The architecture splits work between a host daemon (bhatti) and a guest agent (lohar) running as PID 1 inside each VM. A thermal management system automatically tiers idle sandboxes from hot to warm to cold, freeing resources without user intervention. Diff snapshots take roughly 20ms after the initial full snapshot, making state management practical for long-running agent sessions. The system also handles multi-tenancy out of the box, with per-user API keys, isolated bridge networks, rate limiting, and encrypted secrets.

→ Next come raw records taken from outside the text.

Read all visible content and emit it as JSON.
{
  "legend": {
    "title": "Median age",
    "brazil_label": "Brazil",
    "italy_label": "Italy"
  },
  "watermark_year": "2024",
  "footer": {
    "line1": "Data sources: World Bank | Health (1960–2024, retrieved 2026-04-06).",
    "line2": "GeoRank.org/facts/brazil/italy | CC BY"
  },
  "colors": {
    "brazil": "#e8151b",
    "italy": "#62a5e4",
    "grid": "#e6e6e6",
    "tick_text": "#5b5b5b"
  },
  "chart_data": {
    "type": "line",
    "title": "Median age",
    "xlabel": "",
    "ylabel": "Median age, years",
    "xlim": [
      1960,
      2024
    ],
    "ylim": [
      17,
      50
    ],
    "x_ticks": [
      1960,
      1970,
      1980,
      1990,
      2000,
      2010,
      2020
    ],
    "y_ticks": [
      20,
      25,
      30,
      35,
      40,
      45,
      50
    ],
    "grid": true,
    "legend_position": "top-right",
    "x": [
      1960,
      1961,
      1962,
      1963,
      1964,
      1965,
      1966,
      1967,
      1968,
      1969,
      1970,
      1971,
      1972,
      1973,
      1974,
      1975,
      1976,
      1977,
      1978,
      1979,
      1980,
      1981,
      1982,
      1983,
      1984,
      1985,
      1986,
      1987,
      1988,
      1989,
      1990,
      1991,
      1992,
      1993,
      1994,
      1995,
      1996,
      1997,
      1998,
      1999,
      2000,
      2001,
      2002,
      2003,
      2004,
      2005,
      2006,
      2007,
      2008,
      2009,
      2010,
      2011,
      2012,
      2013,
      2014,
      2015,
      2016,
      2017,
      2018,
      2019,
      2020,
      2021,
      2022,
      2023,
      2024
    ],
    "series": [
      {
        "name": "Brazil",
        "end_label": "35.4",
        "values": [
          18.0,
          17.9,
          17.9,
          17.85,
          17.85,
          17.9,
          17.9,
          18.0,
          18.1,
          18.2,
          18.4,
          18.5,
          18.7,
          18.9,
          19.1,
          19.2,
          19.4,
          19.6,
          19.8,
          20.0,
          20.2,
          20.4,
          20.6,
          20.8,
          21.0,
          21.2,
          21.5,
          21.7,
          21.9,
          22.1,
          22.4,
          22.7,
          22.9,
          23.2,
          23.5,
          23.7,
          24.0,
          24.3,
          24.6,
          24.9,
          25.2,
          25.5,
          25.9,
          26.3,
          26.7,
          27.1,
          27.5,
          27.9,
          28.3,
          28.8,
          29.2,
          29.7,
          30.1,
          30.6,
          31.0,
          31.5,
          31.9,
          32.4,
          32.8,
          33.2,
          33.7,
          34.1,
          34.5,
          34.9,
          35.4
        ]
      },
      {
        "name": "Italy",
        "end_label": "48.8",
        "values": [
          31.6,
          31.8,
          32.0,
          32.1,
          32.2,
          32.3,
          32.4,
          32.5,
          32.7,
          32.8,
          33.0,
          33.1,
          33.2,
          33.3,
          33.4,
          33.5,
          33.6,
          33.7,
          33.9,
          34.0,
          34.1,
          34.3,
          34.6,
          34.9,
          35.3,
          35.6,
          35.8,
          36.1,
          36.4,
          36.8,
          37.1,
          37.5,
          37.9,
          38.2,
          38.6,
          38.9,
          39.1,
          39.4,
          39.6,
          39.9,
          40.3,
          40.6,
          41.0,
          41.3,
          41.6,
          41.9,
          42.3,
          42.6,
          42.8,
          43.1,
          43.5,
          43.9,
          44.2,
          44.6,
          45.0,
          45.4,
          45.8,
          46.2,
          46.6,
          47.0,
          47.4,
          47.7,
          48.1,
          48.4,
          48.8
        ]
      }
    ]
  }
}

E2B offers sandboxed agent environments but as a proprietary platform with usage-based pricing. Modal provides serverless containers for AI workloads but lacks kernel-level isolation. Fly.io uses Firecracker for general-purpose computing, not agent-specific workflows. OpenAI acquired Cirrus Labs to secure sandboxing tech for safely running AI-generated code in isolated environments.

The project ships as a single binary (Apache 2.0 licensed) that works as both CLI and server, downloading its own kernel and Ubuntu 24.04 rootfs during setup. Preview URLs with automatic wake-on-request and session-aware execution that survives disconnects suggest Shubham built this for real agent work, not just as a demo. The trade-off? You need a Linux machine with KVM access and someone willing to run their own infrastructure.